The obtained object have an `encode` method - that takes a range of texts and returns `numpy.array` of embeddings.

In [15]:
sentences = [
    "The weather is lovely today.",
    "It's so sunny outside!",
    "He drove to the stadium.",
]

embeddings = model.encode(sentences)
print(embeddings.shape)
embeddings

(3, 384)


array([[ 0.01919573,  0.12008536,  0.15959828, ..., -0.0053629 ,
        -0.08109505,  0.05021338],
       [-0.01869039,  0.04151868,  0.07431544, ...,  0.00486597,
        -0.06190442,  0.03187514],
       [ 0.136502  ,  0.08227322, -0.02526165, ...,  0.08762047,
         0.03045845, -0.01075752]], shape=(3, 384), dtype=float32)

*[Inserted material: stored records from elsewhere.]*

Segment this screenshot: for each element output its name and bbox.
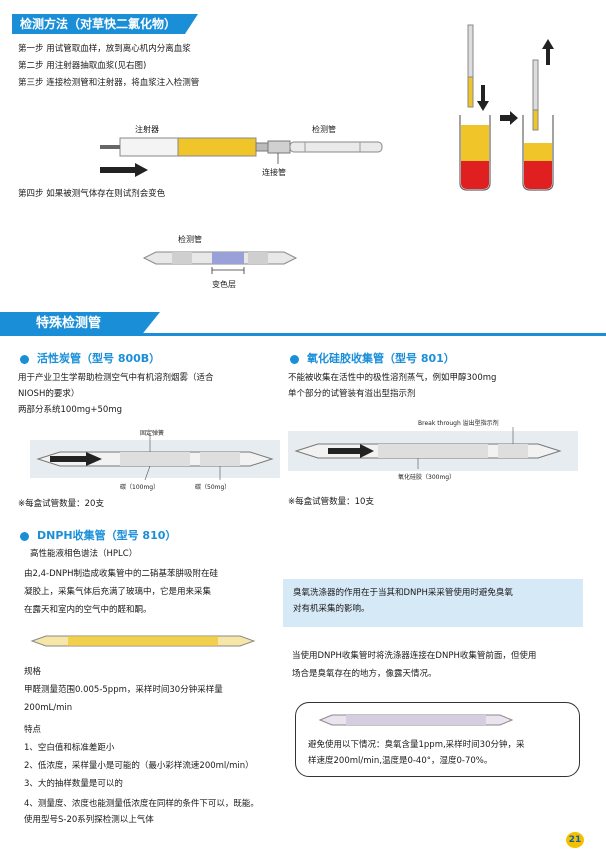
charcoal-50-label: 碳（50mg）: [195, 484, 231, 491]
charcoal-desc-1: 用于产业卫生学帮助检测空气中有机溶剂烟雾（适合: [18, 373, 214, 383]
ozone-para-2: 场合是臭氧存在的地方，像露天情况。: [292, 669, 437, 679]
silica-box-count: ※每盒试管数量：10支: [288, 497, 374, 507]
step-1: 第一步 用试管取血样，放到离心机内分离血浆: [18, 44, 191, 54]
step-3: 第三步 连接检测管和注射器，将血浆注入检测管: [18, 78, 200, 88]
ozone-note-box: 臭氧洗涤器的作用在于当其和DNPH采采管使用时避免臭氧 对有机采集的影响。: [283, 579, 583, 627]
bullet-icon: [20, 354, 29, 364]
spring-label: 固定弹簧: [140, 430, 165, 437]
color-change-layer: [212, 252, 244, 264]
feature-title: 特点: [24, 725, 42, 735]
spec-1: 甲醛测量范围0.005-5ppm，采样时间30分钟采样量: [24, 685, 223, 695]
breakthrough-label: Break through 溢出型指示剂: [418, 420, 499, 427]
dnph-heading: DNPH收集管（型号 810）: [20, 527, 176, 543]
tube2-label: 检测管: [178, 235, 202, 244]
ozone-para-1: 当使用DNPH收集管时将洗涤器连接在DNPH收集管前面，但使用: [292, 651, 537, 661]
test-tube-2: [522, 115, 554, 191]
ozone-scrubber-box: 避免使用以下情况：臭氧含量1ppm,采样时间30分钟，采 样速度200ml/mi…: [295, 702, 580, 777]
charcoal-box-count: ※每盒试管数量：20支: [18, 499, 104, 509]
section-title-detection-method: 检测方法（对草快二氯化物）: [12, 14, 198, 34]
feature-5: 使用型号S-20系列探检测以上气体: [24, 815, 154, 825]
page-number: 21: [566, 832, 584, 848]
charcoal-desc-2: NIOSH的要求）: [18, 389, 80, 399]
silica-label: 氧化硅胶（300mg）: [398, 474, 456, 481]
silica-desc-2: 单个部分的试管装有溢出型指示剂: [288, 389, 416, 399]
charcoal-100-label: 碳（100mg）: [120, 484, 160, 491]
syringe-barrel-empty: [119, 137, 179, 157]
dnph-subtitle: 高性能液相色谱法（HPLC）: [30, 549, 138, 559]
spec-title: 规格: [24, 667, 42, 677]
connector-label: 连接管: [262, 168, 286, 177]
color-layer-label: 变色层: [212, 280, 236, 289]
ozone-note-1: 臭氧洗涤器的作用在于当其和DNPH采采管使用时避免臭氧: [293, 588, 513, 598]
silica-heading: 氧化硅胶收集管（型号 801）: [290, 350, 455, 366]
feature-3: 3、大的抽样数量是可以的: [24, 779, 123, 789]
syringe-label: 注射器: [135, 125, 159, 134]
special-tubes-banner: 特殊检测管: [0, 312, 606, 336]
bullet-icon: [20, 531, 29, 541]
dnph-tube-diagram: [30, 635, 256, 647]
arrow-right-flow-icon: [328, 444, 374, 458]
dnph-desc-3: 在露天和室内的空气中的醛和酮。: [24, 605, 152, 615]
charcoal-tube-diagram: [30, 434, 280, 481]
banner-title: 特殊检测管: [36, 316, 102, 331]
syringe-tube-diagram: [100, 137, 383, 177]
centrifuge-tubes-diagram: [459, 24, 554, 191]
step-4: 第四步 如果被测气体存在则试剂会变色: [18, 189, 166, 199]
test-tube-1: [459, 115, 491, 191]
ozone-note-2: 对有机采集的影响。: [293, 604, 370, 614]
arrow-right-small-icon: [500, 111, 518, 125]
arrow-right-icon: [100, 163, 148, 177]
arrow-right-flow-icon: [50, 452, 102, 466]
feature-1: 1、空白值和标准差距小: [24, 743, 115, 753]
color-change-tube-diagram: [142, 251, 298, 274]
charcoal-heading: 活性炭管（型号 800B）: [20, 350, 160, 366]
bullet-icon: [290, 354, 299, 364]
silica-desc-1: 不能被收集在活性中的极性溶剂蒸气，例如甲醇300mg: [288, 373, 497, 383]
dnph-desc-2: 凝胶上，采集气体后充满了玻璃中，它是用来采集: [24, 587, 212, 597]
ozone-box-2: 样速度200ml/min,温度是0-40°，湿度0-70%。: [308, 756, 493, 766]
connector: [267, 140, 291, 154]
charcoal-desc-3: 两部分系统100mg+50mg: [18, 405, 123, 415]
step-2: 第二步 用注射器抽取血浆(见右图): [18, 61, 147, 71]
syringe-barrel-plasma: [177, 137, 257, 157]
arrow-up-icon: [542, 39, 554, 65]
tube-label: 检测管: [312, 125, 336, 134]
silica-tube-diagram: [288, 427, 578, 471]
feature-4: 4、测量度、浓度也能测量低浓度在同样的条件下可以，既能。: [24, 799, 259, 809]
arrow-down-icon: [477, 85, 489, 111]
steps-list: 第一步 用试管取血样，放到离心机内分离血浆 第二步 用注射器抽取血浆(见右图) …: [18, 41, 199, 92]
ozone-scrubber-diagram: [318, 714, 514, 726]
detection-tube: [289, 141, 383, 153]
ozone-box-1: 避免使用以下情况：臭氧含量1ppm,采样时间30分钟，采: [308, 740, 525, 750]
syringe-tip: [255, 142, 269, 152]
spec-2: 200mL/min: [24, 703, 73, 713]
dnph-desc-1: 由2,4-DNPH制造成收集管中的二硝基苯肼吸附在硅: [24, 569, 219, 579]
feature-2: 2、低浓度，采样量小是可能的（最小彩样流速200ml/min）: [24, 761, 254, 771]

The following cell uses the `similarity` method to create a matrix of the embeddings' similarities.

In [16]:
similarities = model.similarity(embeddings, embeddings)
similarities

tensor([[1.0000, 0.6660, 0.1046],
        [0.6660, 1.0000, 0.1411],
        [0.1046, 0.1411, 1.0000]])

## LangChain

The Lang chain is the core library for developing modern, agent-based solutions. The following table lists and describes the central components of the lang chain package.

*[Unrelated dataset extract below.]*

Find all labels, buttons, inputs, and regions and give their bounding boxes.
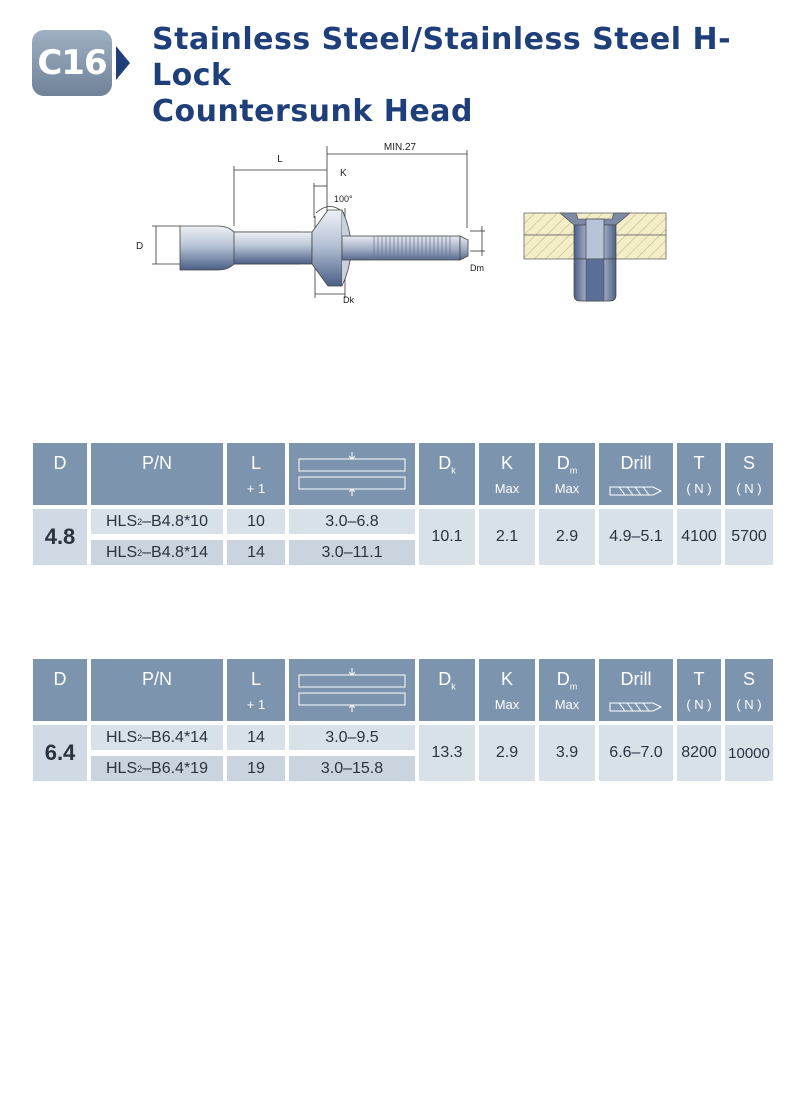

| Component | Analogy | Description |
| :--- | :--- | :--- |
| **Models** | The brains | These are the core language models (LLMs) that handle the actual work, like generating text, holding conversations, or creating embeddings. |
| **Prompts** | The instructions | These are the templates used to provide specific instructions and context to the models. They ensure the model responds in a consistent and desired format. |
| **Chains** | The workflow | A way to link multiple components together into a single, automated sequence. This allows you to perform multi-step tasks, like combining a prompt with a model call. |
| **Agents** | The reasoning engine | A more advanced chain that uses an LLM to decide which external **Tools** to use to achieve a goal. It can think, act, and observe, repeating the process until the task is complete. |
| **Tools** | The external capabilities | These are functionalities an agent can use to interact with the world. Examples include a search engine, a calculator, or a database lookup. |


Check more in [Lang Chain](langchain.ipynb) package.

## MCP SDK

There is an MCP SDK for python. It is provided by the `mcp[cli]` package.

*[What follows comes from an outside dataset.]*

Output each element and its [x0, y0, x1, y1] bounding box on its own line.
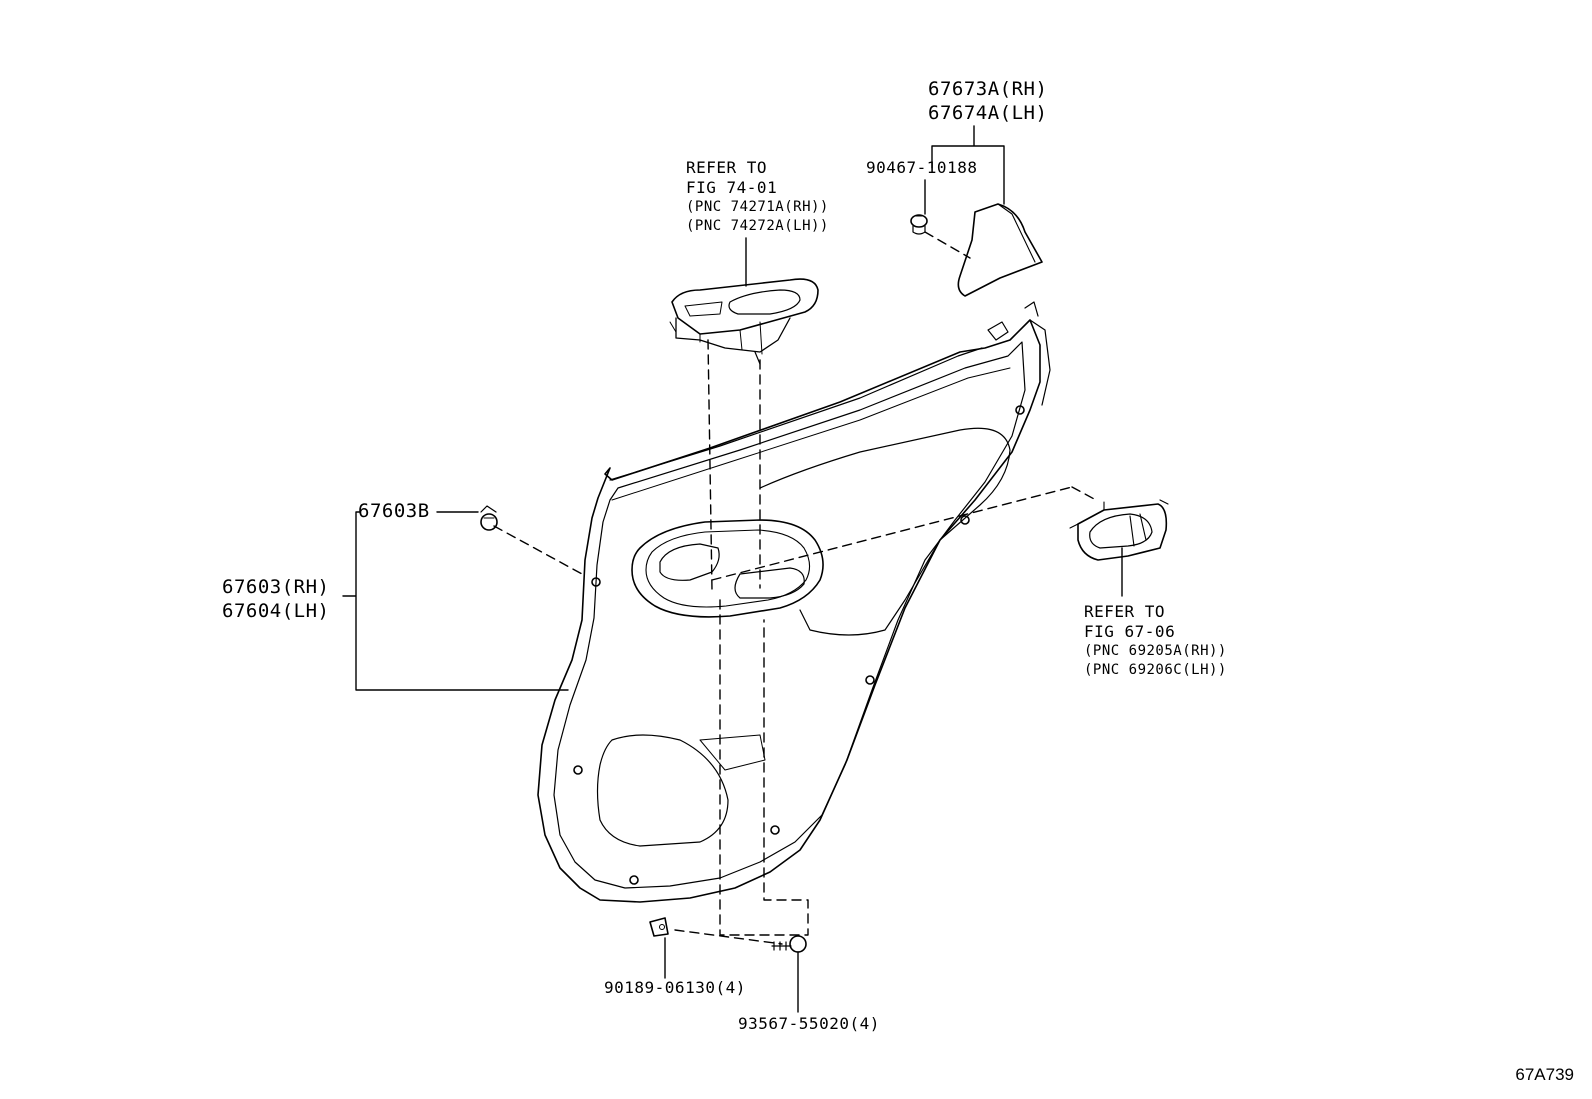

Define the assign a server object using the `mcp.server.fastmcp.FastMCP` class. Use decorators: `tool`, `resource`, `prompt`, and `sampling` to wrap the funcitons that implement the corresponding facilities.

---

In the following cell we will consider how to run the server.

In [5]:
%%writefile intro_files/mcp_server.py
from mcp.server.fastmcp import FastMCP

mcp = FastMCP("Some service")

@mcp.tool()
def some_tool(inp: str) -> str:
    return f"Output of some tool for {inp}."

mcp.run()

Overwriting intro_files/mcp_server.py


Run your server using the command `mcp dev intro_files/mcp_server.py`. The following cell runs the server from python using `os.system` command to demonstrate the expected output.

In [6]:
import os
os.system("mcp dev intro_files/mcp_server.py &")

0

Starting MCP inspector...
⚙️ Proxy server listening on localhost:6277
🔑 Session token: 4c21942ece36a04554ee01562067c5b129c3b03eaa945ead9d0b8964d9334fe8
   Use this token to authenticate requests or set DANGEROUSLY_OMIT_AUTH=true to disable auth

🚀 MCP Inspector is up and running at:
   http://localhost:6274/?MCP_PROXY_AUTH_TOKEN=4c21942ece36a04554ee01562067c5b129c3b03eaa945ead9d0b8964d9334fe8

🌐 Opening browser...


**Note:** To use an inspector tool, you must install `npm` on your system.